On Saturday, August 8, 2015 at 10:14:21 AM UTC+1, Len Wood wrote:
On Saturday, 8 August 2015 00:25:04 UTC+1,

Alastair,
It is net cooling by radiation you are talking about, as some on this thread have hinted.
You can call it cold radiation if you like, but that is not very scientific despite you finding it at odd places in the literature.


No, in that case, I am calling the absorbed radiation cold radiation. The net radiation is the emitted less the absorbed. Hence the object will cool.

On a clear calm night a land surface cools by radiation.
It loses more heat than it absorbs. Presumably you are calling this cold radiation.


It cools because the absorbed radiation is colder than that which it is emitting.

During a sunny day a land surface warms by radiation.
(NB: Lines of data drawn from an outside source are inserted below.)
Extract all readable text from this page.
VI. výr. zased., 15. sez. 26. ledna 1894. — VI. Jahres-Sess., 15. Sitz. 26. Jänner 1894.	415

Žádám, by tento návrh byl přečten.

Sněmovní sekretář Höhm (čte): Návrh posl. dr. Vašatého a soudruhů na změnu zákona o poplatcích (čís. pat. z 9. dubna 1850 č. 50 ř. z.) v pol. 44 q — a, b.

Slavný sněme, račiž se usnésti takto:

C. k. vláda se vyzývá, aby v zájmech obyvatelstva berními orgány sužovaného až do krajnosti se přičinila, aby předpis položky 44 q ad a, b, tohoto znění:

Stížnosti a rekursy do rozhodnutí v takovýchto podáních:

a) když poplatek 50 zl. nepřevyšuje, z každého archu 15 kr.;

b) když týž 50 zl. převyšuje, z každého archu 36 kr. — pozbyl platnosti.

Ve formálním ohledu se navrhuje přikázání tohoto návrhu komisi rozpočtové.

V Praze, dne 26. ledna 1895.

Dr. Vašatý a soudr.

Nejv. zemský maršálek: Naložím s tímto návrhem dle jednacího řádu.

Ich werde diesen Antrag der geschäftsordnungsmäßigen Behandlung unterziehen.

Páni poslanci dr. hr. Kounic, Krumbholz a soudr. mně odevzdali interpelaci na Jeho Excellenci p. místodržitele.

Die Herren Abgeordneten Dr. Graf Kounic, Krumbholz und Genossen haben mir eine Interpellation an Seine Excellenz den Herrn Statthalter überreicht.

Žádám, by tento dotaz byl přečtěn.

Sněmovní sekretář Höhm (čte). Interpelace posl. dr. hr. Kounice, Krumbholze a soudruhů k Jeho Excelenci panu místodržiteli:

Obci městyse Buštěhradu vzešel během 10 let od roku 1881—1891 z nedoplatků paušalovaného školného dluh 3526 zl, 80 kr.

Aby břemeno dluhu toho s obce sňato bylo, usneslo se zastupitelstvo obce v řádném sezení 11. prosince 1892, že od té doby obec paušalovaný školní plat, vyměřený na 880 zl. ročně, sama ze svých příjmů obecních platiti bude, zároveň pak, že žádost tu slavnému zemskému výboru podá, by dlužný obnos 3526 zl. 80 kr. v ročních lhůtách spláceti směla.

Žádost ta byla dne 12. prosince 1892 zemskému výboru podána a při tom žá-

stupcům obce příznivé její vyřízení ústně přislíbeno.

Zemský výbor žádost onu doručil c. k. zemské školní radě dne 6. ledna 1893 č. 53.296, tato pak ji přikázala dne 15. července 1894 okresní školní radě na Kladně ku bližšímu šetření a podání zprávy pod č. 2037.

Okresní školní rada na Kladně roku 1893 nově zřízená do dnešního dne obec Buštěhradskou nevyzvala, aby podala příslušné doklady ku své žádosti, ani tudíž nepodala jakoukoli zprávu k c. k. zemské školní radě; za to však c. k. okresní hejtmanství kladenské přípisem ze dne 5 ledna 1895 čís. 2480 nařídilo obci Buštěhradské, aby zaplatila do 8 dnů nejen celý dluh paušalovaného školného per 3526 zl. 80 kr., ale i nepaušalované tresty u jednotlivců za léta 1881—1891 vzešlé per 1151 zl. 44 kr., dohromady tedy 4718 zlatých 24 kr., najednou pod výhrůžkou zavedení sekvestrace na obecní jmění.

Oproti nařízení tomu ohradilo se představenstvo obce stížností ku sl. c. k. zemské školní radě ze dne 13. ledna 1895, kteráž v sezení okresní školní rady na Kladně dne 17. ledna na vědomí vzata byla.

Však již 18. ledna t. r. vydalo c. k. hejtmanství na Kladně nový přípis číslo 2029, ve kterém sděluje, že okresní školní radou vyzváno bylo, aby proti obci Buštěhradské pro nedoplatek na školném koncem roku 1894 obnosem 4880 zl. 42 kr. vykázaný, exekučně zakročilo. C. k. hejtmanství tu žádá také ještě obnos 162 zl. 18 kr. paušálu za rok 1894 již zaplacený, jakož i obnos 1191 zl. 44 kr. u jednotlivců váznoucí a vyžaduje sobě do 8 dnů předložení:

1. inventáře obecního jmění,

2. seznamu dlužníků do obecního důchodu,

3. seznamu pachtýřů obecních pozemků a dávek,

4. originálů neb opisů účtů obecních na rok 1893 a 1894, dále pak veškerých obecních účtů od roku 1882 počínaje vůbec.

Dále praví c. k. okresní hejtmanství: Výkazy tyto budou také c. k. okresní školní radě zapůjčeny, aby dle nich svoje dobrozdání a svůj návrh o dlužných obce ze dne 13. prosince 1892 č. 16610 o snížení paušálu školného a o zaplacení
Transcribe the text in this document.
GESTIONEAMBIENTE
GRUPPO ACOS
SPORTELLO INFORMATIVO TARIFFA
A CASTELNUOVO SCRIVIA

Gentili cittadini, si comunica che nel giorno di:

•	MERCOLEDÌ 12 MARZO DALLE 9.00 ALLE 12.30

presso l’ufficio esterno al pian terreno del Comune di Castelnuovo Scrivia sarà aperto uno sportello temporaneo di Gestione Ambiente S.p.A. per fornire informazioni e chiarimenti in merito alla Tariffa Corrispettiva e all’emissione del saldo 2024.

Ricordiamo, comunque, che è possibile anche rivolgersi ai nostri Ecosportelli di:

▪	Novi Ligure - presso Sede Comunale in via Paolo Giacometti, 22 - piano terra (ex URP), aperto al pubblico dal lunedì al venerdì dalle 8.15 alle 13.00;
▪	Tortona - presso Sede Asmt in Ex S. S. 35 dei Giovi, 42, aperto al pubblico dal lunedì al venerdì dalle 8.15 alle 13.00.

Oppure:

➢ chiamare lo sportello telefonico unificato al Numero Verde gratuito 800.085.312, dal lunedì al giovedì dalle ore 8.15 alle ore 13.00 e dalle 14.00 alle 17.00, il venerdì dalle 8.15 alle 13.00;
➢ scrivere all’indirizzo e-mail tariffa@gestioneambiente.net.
Presumably you want to call this warm radiation.


A better name for solar radiation would be hot radiation rather than warm. If you call it warm then I should call my cold radiation cool.

Cold bodies radiate, but your body only feels cold because you are radiating more heat than you are absorbing from the cold body. Net cooling by radiation again.
There is no real need to talk about warm or cold radiation.


Agreed, but if you call the radiation emitted by cold bodies cold radiation then it makes sense to say that it will cool a warmer body which absorbs it.